I finally finished my Ostrich Plume Shawl over the weekend. It is one of the most ambitious shawls I’ve ever made based on the Snowdrops Lace Shawl in a very old issue of Knitter’s Magazine I still have. It is knit in a deliciously soft 80% wool / 20% angora eggshell-colored yarn I bought on eBay a few years ago. The center panel is a long rectangle in the ostrich plume stitch. I then picked up the stitches around the perimeter and knit outward in a combination of Little Leaf and Snowdrop stitches, mitering the corners as I worked. I finished it by knitting off the edge in Tunisian stitch - a wonderful garter stitch lace I copied off of an internet knitting site.
I have not yet blocked it so am unsure of the finished size but it will be big - approximately 30" x 75" - a warm, generous shawl but very, very light. I do not know who will eventually own it yet.
Shawl-making is a scrumptiously wonderful combination of finding a luscious yarn in a wonderful color and then deciding on the shape and pattern that would best compliment that yarn. I have several shawls in process right now and am always thrilled when one gets finished.
When I discovered lace knitting - and then shawl-making - I went on a fiber-buying binge which has slowed down but not stopped over time. I recently did a stash inventory of my lace yarns and I have enough knitting ahead of me for a long time. There is a 50/50 cashmere/silk in a lovely color called “pollen” which is started in the popular Arabesque pattern. A meltingly soft 100% Pima cotton in Bubblegum pink is halfway to being a long rectangular shawl in a falling leaf pattern. When I discovered Knit Picks I went wild and now have enough yarn for four shawls from their fibers.
Their yarn Shimmer, a luscious silk/alpaca blend, is on the needles now and I have bags of their Sky blue Pima cotton blend and Ocean blue-green Suri alpaca awaiting inspiration. I bought 6 skeins of their luscious Morning Mist alpaca not knowing what I would do with it but now know it is destined for a Forest Path Stole which I recently got the instructions for.
I’m discovering that knitting is a lot like writing. Characters show up and tell you who they are despite what you think. Fibers show up and tell you what you are going to make from them - and then who they will go to. Some years back I bought four half-pound skeins of beautiful 100% silk noil from a company called Blue Heron. Recently I saw a shawl called Lady Eleanor and that silk popped immediately into my mind. Funny how that works.

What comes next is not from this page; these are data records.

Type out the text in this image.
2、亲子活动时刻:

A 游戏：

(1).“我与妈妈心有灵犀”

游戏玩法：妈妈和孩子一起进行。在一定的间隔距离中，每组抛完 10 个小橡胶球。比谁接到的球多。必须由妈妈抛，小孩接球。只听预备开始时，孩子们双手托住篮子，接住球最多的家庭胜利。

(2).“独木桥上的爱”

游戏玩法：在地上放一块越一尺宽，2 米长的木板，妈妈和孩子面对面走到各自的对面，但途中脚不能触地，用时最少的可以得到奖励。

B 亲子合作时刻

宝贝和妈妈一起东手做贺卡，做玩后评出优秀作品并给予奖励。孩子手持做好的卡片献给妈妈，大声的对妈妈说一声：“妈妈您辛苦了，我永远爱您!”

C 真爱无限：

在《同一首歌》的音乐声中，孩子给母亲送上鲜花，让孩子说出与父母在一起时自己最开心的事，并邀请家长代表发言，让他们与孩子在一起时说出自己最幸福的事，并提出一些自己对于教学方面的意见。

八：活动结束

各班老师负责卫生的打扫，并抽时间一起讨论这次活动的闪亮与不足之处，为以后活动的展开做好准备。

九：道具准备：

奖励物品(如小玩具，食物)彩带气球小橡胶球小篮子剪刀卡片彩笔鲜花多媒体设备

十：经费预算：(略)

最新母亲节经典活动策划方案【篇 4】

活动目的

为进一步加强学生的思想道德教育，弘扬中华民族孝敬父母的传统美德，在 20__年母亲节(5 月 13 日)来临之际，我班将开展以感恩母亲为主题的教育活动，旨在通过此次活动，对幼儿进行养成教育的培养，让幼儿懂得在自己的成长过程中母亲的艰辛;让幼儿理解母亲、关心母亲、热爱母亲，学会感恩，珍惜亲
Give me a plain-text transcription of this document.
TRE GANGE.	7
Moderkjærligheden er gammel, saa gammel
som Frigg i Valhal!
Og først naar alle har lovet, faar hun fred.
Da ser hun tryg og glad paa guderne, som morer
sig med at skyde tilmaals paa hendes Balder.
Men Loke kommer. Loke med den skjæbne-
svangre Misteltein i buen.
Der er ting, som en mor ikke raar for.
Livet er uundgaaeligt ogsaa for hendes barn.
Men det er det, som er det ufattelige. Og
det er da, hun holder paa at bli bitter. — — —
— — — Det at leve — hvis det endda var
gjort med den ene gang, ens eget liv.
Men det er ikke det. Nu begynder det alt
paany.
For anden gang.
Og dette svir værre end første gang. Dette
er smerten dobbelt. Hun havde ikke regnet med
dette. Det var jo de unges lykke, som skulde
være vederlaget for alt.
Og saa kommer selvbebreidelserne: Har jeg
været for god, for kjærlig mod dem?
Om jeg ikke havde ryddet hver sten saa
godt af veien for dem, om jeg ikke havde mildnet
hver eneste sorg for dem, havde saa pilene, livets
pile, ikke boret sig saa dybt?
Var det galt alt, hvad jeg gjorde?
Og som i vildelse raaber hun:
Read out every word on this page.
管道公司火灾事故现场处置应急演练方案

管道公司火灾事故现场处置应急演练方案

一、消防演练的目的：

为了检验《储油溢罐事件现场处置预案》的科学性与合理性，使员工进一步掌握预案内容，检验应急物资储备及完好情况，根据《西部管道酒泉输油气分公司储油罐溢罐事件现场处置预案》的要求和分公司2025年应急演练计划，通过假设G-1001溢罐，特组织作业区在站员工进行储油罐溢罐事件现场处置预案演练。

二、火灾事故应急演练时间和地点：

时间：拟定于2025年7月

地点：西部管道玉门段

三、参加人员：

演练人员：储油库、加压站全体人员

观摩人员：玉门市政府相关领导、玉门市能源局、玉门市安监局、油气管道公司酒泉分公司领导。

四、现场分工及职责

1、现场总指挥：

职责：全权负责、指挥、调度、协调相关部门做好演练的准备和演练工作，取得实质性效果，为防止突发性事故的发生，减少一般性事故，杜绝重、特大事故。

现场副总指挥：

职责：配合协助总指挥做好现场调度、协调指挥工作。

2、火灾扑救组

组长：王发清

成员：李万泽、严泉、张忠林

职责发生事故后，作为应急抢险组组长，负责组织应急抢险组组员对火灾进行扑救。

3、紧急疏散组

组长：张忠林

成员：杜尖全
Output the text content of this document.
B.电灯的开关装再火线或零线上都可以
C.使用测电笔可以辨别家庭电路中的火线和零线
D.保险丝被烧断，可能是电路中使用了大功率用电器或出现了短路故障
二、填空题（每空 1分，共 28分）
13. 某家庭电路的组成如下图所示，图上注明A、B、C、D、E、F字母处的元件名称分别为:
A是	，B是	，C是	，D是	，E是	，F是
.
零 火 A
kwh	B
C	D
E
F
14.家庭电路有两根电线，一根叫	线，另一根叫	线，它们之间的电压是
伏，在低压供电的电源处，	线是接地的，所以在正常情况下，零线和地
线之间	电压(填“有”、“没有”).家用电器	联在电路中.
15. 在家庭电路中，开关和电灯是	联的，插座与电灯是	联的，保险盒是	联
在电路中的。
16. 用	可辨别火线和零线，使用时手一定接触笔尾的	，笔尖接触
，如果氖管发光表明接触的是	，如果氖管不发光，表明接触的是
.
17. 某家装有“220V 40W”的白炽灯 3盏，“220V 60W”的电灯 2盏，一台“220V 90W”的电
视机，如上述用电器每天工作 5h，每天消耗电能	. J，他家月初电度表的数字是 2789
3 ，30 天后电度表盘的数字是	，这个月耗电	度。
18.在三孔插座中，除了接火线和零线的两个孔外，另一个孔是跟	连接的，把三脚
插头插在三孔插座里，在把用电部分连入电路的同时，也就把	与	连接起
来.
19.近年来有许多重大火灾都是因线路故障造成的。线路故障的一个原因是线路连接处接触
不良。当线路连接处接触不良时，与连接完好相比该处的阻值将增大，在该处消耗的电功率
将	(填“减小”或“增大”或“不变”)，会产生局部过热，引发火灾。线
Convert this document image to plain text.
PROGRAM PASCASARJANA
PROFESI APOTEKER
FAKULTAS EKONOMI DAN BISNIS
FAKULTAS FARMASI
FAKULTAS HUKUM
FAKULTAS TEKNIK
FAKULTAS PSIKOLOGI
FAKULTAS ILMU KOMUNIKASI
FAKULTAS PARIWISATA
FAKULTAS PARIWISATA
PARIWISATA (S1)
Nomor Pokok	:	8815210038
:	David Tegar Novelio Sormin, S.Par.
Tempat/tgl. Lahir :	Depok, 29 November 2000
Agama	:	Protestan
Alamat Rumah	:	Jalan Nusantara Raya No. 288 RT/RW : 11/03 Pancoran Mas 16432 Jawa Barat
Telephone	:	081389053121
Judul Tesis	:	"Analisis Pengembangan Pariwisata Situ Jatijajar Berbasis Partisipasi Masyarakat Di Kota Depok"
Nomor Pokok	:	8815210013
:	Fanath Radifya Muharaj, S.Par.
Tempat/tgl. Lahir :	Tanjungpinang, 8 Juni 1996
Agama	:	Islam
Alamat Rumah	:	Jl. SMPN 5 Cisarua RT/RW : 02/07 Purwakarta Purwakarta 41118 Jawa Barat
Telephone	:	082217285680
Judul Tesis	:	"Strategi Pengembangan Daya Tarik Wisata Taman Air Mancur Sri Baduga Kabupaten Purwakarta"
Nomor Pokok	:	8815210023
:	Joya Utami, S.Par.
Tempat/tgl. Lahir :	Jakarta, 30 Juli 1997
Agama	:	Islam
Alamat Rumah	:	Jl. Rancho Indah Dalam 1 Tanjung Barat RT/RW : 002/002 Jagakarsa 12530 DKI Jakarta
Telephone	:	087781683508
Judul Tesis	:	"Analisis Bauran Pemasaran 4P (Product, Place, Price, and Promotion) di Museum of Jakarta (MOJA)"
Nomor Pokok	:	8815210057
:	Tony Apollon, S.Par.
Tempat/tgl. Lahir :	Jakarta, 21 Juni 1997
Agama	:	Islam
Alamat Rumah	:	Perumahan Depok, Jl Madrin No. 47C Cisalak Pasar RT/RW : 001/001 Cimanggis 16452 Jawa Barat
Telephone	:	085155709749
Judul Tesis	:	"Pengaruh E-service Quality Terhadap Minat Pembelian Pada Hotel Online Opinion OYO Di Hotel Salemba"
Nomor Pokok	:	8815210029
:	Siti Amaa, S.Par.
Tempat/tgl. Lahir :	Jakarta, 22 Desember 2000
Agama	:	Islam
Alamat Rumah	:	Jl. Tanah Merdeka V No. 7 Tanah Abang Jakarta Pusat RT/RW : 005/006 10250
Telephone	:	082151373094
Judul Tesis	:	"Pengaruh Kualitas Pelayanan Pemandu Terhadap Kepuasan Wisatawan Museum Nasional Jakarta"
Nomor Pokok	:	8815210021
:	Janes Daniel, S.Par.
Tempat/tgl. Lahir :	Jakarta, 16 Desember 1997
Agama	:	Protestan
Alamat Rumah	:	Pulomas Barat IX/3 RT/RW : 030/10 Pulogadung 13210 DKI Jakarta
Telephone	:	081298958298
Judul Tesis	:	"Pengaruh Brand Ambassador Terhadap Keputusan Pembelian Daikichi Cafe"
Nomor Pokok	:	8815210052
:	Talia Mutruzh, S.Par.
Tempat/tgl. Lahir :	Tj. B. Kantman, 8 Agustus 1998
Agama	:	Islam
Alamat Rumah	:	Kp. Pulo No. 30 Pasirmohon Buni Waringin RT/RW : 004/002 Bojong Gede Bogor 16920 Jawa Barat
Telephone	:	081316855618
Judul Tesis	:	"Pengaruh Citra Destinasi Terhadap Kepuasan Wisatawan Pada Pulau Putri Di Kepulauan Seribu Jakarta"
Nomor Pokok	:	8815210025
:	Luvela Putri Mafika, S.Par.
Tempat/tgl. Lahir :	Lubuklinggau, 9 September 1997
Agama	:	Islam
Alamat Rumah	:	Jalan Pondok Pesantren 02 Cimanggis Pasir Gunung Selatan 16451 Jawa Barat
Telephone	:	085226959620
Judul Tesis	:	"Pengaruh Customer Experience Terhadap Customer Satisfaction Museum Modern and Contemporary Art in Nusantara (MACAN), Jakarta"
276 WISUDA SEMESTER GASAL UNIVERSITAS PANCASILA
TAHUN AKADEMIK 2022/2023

I expect eventually they will let me know who they belong to but I can wait.
Thanks for reading.







3 Comment:
Can you tell us where you got the pattern for that shawl? Its really pretty.
Thanks,
Kelly
And please tell us how long it took to make the shawl. Thanks.
I got the pattern from an old issue of Knitter's Magazine. it was called Snowdrops and Snowflakes or something like that. I changed it a little bit by using Ostrich Plume for the center panel.
I did work on this for quite awhile - I started it last Spring and worked on it for about 6 months on and off. The edging took FOREVER!!!